直前まで死んだ魚の目をしていた俺は、隼に臀を叩かれて嫌々ながら出場した。
無論、大敗。
カッコいいところを見せたいなんて、しょせんは願望だ。現実はそう甘くない。しかも最後の最後で思いきりずっこけて、小学生男子さながら典型的な膝怪我を拵えた。
ここまでくると、もう羞恥どころの話ではない。他の誰に目撃されたところで気にやしないが、ただひとり、小鳥遊さんだけは見られたくなかった。
さっきは理由なんて求めないと思っていたが、前言撤回しよう。こんなどうしようもないことで笑われるのは、さすがに堪える。
「……あの」
「は、はい? えっあっ、春永先輩……」
ショックに打ちひしがれながらとぼとぼと救護室までやってきた俺は、そこにいた体育祭の運営スタッフらしき女子生徒に声をかけた。
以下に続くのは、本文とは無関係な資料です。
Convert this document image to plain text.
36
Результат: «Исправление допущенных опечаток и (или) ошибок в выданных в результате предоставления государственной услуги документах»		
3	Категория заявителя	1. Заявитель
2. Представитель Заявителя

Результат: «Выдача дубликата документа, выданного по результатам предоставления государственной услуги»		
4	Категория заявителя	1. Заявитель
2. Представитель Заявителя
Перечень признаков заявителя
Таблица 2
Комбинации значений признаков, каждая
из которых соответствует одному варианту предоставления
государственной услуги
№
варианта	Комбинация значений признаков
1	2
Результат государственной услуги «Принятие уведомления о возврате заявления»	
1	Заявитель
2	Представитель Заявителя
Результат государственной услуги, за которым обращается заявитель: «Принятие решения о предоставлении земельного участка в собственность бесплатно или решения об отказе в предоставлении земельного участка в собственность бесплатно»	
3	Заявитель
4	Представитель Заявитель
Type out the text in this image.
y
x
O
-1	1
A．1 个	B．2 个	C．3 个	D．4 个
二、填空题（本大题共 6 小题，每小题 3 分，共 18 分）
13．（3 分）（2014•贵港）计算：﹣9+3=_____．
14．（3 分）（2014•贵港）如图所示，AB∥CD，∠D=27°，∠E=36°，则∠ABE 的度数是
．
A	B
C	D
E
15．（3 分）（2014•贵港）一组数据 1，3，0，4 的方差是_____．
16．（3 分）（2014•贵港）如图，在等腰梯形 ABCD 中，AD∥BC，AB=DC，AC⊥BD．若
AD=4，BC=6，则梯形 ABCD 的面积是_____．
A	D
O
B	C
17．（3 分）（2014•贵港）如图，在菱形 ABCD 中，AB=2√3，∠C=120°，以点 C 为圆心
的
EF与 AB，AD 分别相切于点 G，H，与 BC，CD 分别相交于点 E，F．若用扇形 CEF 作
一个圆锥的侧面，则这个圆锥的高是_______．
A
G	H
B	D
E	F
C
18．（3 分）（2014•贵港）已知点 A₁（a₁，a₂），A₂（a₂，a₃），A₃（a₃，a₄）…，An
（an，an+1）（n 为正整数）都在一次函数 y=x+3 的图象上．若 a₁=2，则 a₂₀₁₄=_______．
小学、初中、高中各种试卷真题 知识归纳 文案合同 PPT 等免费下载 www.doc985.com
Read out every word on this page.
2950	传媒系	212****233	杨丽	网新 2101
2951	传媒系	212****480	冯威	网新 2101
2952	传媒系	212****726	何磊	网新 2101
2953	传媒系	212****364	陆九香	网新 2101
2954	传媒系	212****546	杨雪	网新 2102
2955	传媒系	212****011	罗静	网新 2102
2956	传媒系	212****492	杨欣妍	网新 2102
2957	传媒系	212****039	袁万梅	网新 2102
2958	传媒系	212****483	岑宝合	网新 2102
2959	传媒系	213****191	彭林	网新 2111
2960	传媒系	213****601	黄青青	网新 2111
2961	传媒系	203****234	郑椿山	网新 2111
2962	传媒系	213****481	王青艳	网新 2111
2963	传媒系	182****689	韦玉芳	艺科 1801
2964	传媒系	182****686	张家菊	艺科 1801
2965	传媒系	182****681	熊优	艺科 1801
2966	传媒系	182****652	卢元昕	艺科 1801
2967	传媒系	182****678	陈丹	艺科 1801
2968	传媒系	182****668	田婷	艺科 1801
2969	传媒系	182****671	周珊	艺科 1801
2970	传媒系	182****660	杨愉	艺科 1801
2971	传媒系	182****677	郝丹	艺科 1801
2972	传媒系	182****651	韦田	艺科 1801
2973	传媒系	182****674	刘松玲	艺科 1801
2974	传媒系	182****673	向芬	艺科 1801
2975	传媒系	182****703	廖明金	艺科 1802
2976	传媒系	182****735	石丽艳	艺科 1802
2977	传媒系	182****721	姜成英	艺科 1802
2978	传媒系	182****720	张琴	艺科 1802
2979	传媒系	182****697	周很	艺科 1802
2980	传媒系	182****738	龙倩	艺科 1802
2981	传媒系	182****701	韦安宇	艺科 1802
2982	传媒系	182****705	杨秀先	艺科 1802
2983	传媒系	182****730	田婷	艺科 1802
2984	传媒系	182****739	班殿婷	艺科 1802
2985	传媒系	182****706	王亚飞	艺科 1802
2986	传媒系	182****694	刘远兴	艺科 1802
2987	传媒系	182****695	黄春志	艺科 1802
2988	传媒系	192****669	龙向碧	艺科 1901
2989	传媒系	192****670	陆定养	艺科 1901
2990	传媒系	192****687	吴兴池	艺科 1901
彼女は俺を見るなり、あからさまにぎょっとして後ずさる。
「あー、えっと」
なぜか俺は、校内でも怖がられている節があった。無駄に名前を知られていることが追い打ちになっているのか、根も葉もない噂が常に飛び交っている。
銀髪だからか。恐喝されるとでも思うのか。
まあ小鳥遊さんは気にもしていないようだし、べつに、どうでもいいのだけど。
ちらりと周囲を見回してみるが、近くに小鳥遊さんの姿は見当たらない。
「あ、け、怪我されたんですね!」
ようやく俺の足の怪我に気がついたらしい彼女が、慌てたように立ち上がる。
「いや、それよりさ。小鳥遊さん、知らない?」
「へ? た、小鳥遊さん……?」
「背が小さくて、髪が長くて、色白な子。あと……明るくて、元気」
「ああ!」
それで伝わってしまうのだから驚きだ。外見的特徴がありすぎるのか、はたまた小鳥遊さんの存在感が強いのか。少し考えて、どちらもだなと結論付ける。
「鈴先輩なら、さきほど保健室に……」
「保健室?」
「は、はい。なんだか具合が悪そうで、途中でお友だちの方が連れていかれました」
それより足の怪我を、とおそるおそる手当てを施そうとする女子を制する。
小鳥遊さんを先輩と呼んだからには、この子はきっと一年生だろう。
なるべく怖がらせないように気をつけながら、穏やかな声音で「大丈夫」と諭した。
「保健室、行くから」
「え? で、でも、先生いませんよ?」
「平気。ありがとう。暑いけど、仕事頑張って」
それ以上引き止められないように、俺はサッと踵を返した。
……具合が悪い、と彼女は言った。
昼間は元気そうだったのに、午後をまわって熱中症にでもなったのだろうか。
いつも明るく元気なイメージはあるが、小鳥遊さんはああ見えて、あまり体が強くないのだろう──と思う。憶測に過ぎないが、ときおり俺でも心配になるくらい顔色が悪いことがあるし、定期的に早退していたりもする。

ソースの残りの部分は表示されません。